Sem óbice, pois, ao exercício da competência legalmente prevista na mudança de nome da estação.”

3. A questão que se coloca nesta revista é a de saber se a alteração da designação de estação da CP de “Vila das Aves/Negrelos” para “Vila das Aves” sofre das ilegalidades que lhe foram imputadas, designadamente a de tal alteração implicar a perda da identidade cultural da Autora e de, por essa razão, ser ilegal por força do disposto no art.º 78.º/1 e 2/c) da CRP:
As instâncias divergiram na apreciação dessa questão e daí a contradição dos seus julgamentos.
Todavia, se é verdade, como o TAF afirmou, que a alteração da designação da referida estação se insere no exercício do poder discricionário dos RR e se, por essa razão, a mesma só poder ser judicialmente sindicada se decorrer de erro grosseiro ou manifesto, também o é, como o TCA demonstrou, que a protecção legal do património depende do bem em causa estar incluído, ou não, num registo patrimonial, num «inventário», o qual é alcançado através de um tipificado procedimento que afere o merecimento de alcance a tal “status”.
Deste modo, não se encontrando a estação de Vila das Aves registada no referido inventário patrimonial e, por outro lado, tudo parecendo indicar que o acto impugnado se insere no exercício do poder discricionário dos RR e que o mesmo não decorreu de erro grosseiro ou manifesto é de concluir que o Acórdão recorrido decidiu com acerto. O que vale por dizer que a admissão deste recurso não é necessária para uma melhor aplicação do direito.

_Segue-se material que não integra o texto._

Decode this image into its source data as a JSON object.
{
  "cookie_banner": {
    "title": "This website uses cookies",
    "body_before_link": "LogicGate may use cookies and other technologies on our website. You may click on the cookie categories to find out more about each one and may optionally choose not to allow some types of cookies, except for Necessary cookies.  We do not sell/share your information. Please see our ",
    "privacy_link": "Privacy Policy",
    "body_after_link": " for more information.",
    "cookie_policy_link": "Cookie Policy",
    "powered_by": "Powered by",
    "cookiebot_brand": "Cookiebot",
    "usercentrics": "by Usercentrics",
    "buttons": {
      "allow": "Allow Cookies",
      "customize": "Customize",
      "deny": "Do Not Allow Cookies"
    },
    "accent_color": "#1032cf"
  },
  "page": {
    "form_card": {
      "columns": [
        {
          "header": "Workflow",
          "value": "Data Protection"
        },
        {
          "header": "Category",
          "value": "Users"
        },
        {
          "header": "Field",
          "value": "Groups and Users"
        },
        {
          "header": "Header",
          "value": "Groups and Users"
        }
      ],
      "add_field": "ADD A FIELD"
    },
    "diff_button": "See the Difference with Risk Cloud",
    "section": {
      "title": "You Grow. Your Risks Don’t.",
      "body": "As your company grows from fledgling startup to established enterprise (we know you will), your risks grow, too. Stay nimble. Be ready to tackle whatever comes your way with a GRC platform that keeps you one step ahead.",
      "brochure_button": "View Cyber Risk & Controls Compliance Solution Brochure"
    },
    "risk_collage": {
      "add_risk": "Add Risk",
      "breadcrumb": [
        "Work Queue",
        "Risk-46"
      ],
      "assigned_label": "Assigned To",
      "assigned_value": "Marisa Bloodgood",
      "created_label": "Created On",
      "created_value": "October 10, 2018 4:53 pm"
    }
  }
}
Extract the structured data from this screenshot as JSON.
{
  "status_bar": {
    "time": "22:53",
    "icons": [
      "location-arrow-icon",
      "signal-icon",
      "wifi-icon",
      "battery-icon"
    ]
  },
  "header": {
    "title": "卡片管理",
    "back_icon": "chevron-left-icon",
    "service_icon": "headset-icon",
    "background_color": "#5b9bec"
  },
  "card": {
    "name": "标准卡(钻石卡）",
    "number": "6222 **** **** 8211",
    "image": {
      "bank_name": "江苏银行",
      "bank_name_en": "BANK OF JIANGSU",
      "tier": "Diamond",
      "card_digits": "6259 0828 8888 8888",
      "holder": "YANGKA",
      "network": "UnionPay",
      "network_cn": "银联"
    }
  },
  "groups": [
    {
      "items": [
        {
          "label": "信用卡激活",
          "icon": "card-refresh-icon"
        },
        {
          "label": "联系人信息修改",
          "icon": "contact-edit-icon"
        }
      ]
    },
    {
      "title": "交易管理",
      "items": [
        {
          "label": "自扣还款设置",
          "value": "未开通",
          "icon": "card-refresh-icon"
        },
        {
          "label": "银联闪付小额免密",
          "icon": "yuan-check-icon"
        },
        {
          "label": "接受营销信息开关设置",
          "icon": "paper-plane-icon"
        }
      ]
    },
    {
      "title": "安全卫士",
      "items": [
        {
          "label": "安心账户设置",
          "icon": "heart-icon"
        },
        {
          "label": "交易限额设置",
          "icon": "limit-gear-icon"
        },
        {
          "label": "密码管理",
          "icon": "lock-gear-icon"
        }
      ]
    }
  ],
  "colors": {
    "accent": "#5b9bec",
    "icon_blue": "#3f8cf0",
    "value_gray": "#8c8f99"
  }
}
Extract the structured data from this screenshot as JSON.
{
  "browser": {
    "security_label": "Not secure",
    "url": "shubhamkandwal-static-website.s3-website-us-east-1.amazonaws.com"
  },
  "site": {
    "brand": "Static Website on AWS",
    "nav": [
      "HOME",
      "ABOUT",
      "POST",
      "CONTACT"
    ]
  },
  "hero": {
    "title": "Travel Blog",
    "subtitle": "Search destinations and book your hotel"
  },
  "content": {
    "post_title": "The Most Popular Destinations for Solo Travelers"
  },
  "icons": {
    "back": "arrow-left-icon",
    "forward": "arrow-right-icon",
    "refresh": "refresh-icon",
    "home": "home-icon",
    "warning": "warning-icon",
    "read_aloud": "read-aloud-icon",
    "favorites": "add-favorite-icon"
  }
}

Por outro lado, a impugnada alteração afecta apenas as populações de duas vilas de pequena ou média dimensão pelo que não se pode concluir que a mesma se revista de uma relevância social de importância fundamental.
Ao que acresce que a questão suscitada neste recurso não é de fácil replicação.
Não estão, assim, preenchidos os requisitos indispensáveis ao deferimento da pretensão do Recorrente.

DECISÃO.
Termos em que os Juízes que compõem este Tribunal acordam em não admitir a revista.
Custas pela Recorrente.
Lisboa, 22 de Fevereiro de 2018. – Costa Reis (relator) – Madeira dos Santos – São Pedro.